Things must change along Yadkin Creek

    It’s not uncommon for governments at all levels to be reactionary when it comes to a wide range of problems, rather than working to keep bad things from happening in the first place. Steelville is a perfect example. Rather than working to address its continued flooding problems along Yadkin Creek, it has continued with decades of mismanagement of the waterway that had led to costly repairs to damaged city infrastructure. Things must change.


    The latest damage caused by just a minor high-water event in the city led to a serious discussion of closing the Third Street bridge, which crossed the Yadkin behind the Crawford County Courthouse. Because the bridge links the courthouse to the Crawford County Jail, city officials actually asked the county to help repair its bridge, despite the fact that repairs only amounted to about $500.

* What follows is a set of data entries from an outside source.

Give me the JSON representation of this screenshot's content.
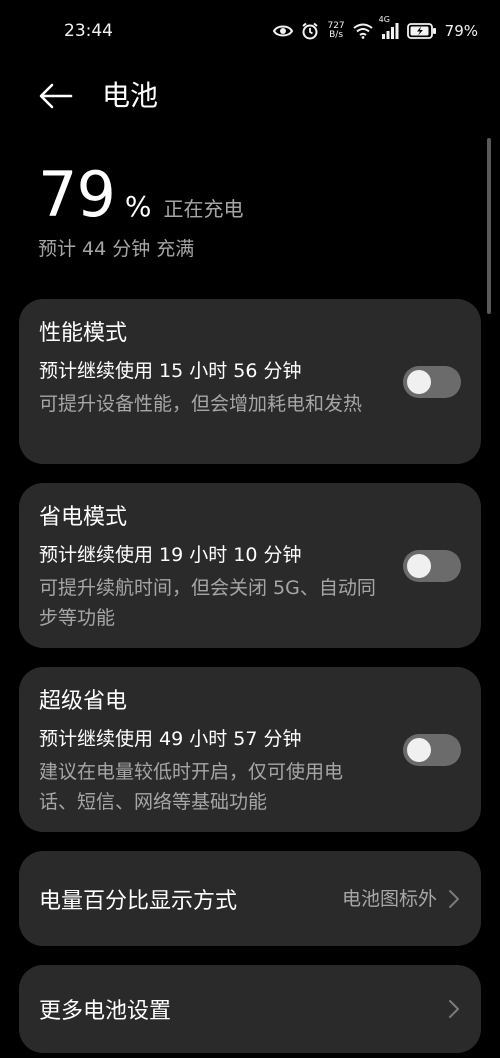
{
  "status_bar": {
    "time": "23:44",
    "net_speed_value": "727",
    "net_speed_unit": "B/s",
    "network_type": "4G",
    "battery_text": "79%"
  },
  "header": {
    "title": "电池"
  },
  "battery": {
    "percent": "79",
    "percent_sign": "%",
    "status": "正在充电",
    "eta": "预计 44 分钟 充满"
  },
  "modes": [
    {
      "title": "性能模式",
      "estimate": "预计继续使用 15 小时 56 分钟",
      "description": "可提升设备性能，但会增加耗电和发热",
      "enabled": false
    },
    {
      "title": "省电模式",
      "estimate": "预计继续使用 19 小时 10 分钟",
      "description": "可提升续航时间，但会关闭 5G、自动同步等功能",
      "enabled": false
    },
    {
      "title": "超级省电",
      "estimate": "预计继续使用 49 小时 57 分钟",
      "description": "建议在电量较低时开启，仅可使用电话、短信、网络等基础功能",
      "enabled": false
    }
  ],
  "percentage_display": {
    "label": "电量百分比显示方式",
    "value": "电池图标外"
  },
  "more_settings": {
    "label": "更多电池设置"
  },
  "colors": {
    "background": "#000000",
    "card": "#2a2a2a",
    "secondary_text": "#a6a6a6",
    "toggle_off": "#6b6b6b"
  }
}
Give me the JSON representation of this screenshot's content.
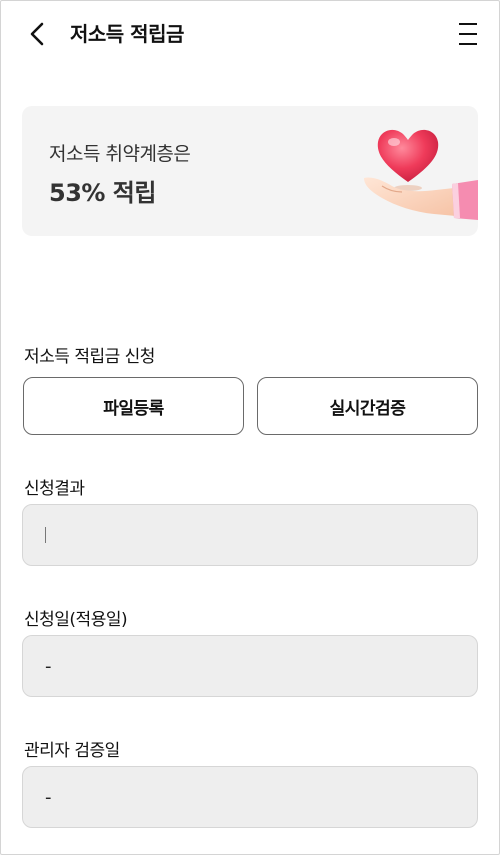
{
  "header": {
    "title": "저소득 적립금",
    "back_icon": "chevron-left-icon",
    "menu_icon": "hamburger-menu-icon"
  },
  "banner": {
    "subtitle": "저소득 취약계층은",
    "headline": "53% 적립",
    "illustration": "heart-in-hand-icon",
    "background": "#f4f4f4"
  },
  "apply": {
    "label": "저소득 적립금 신청",
    "file_button": "파일등록",
    "verify_button": "실시간검증"
  },
  "result": {
    "label": "신청결과",
    "value": ""
  },
  "apply_date": {
    "label": "신청일(적용일)",
    "value": "-"
  },
  "verify_date": {
    "label": "관리자 검증일",
    "value": "-"
  },
  "colors": {
    "heart": "#ef3b5a",
    "sleeve": "#f58cb0",
    "field_bg": "#eeeeee",
    "button_border": "#6a6a6a"
  }
}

    It wasn’t the first time the bridge had to be repaired…and it won’t be the last. And, it’s not the only bridge that has needed repairs…and they will all need more.
    Those things will continue to happen as long as the city manages Yadkin Creek to look “pretty” rather than to protect its banks and city infrastructure. Those are the things that will continue to happen if the city continues to take no action on reducing or eliminating the city’s flooding problem.
    Help has been offered to the city for both managing Yadkin Creek to create improved habitat (with hopes of reestablishing the Latham Schweider Memorial Trout Fishing Area), to stabilize the banks to prevent erosion and reduce the amount of gravel that is washed down the creek, and to seek funding to create floodwater retention basins in the creek’s drainage area to reduce flooding. I know this because I’m the one who has offered that help.
    I have provided the city with contacts at the U.S. Army Corps of Engineers and private companies that can help with bank stabilization and habitat improvements. No action has been taken. I set up a meeting with the Meramec Regional Planning Commission in St. James to discuss funding possibilities for flood control. No one from the city showed up for it.
    Yet, members of the Steelville City Council continue to complain about damage being caused to city bridges and other infrastructure. It’s almost unbelievable.
    What’s worse, however, is that in addition to the city not taking any steps to seek professional and government help to improve the Yadkin and reduce flooding, the action it has been taking is only making the situation worse.
    This summer, city workers “cleaned out” the banks along the Yadkin, effectively removing vegetation that is needed to hold the banks and gravel in place and keep the swiftest of flood waters in the center of the creek, where it is less likely to damage bridges and streets. Trees and shrubs, especially upstream from bridges and other infrastructure, would help slow floodwaters down and reduce damage. These plants would also keep gravel from washing down the creek, and banks from eroding into the creek…two things that actually make the creek bed shallower and increase the town’s flooding problems.
    It’s almost understandable why the city would want to remove the Third Street bridge, given the headache it has become in recent years. Much of the problems with it, however, have been made worse by the city’s management, or lack thereof, of the creek.
    There are ways to make the creek deeper, to keep its banks in place, to slow down its floodwaters to reduce damage during high-water events, to permanently reduce or eliminate flooding, and make it look “pretty.” The city is doing none of them. Things must change.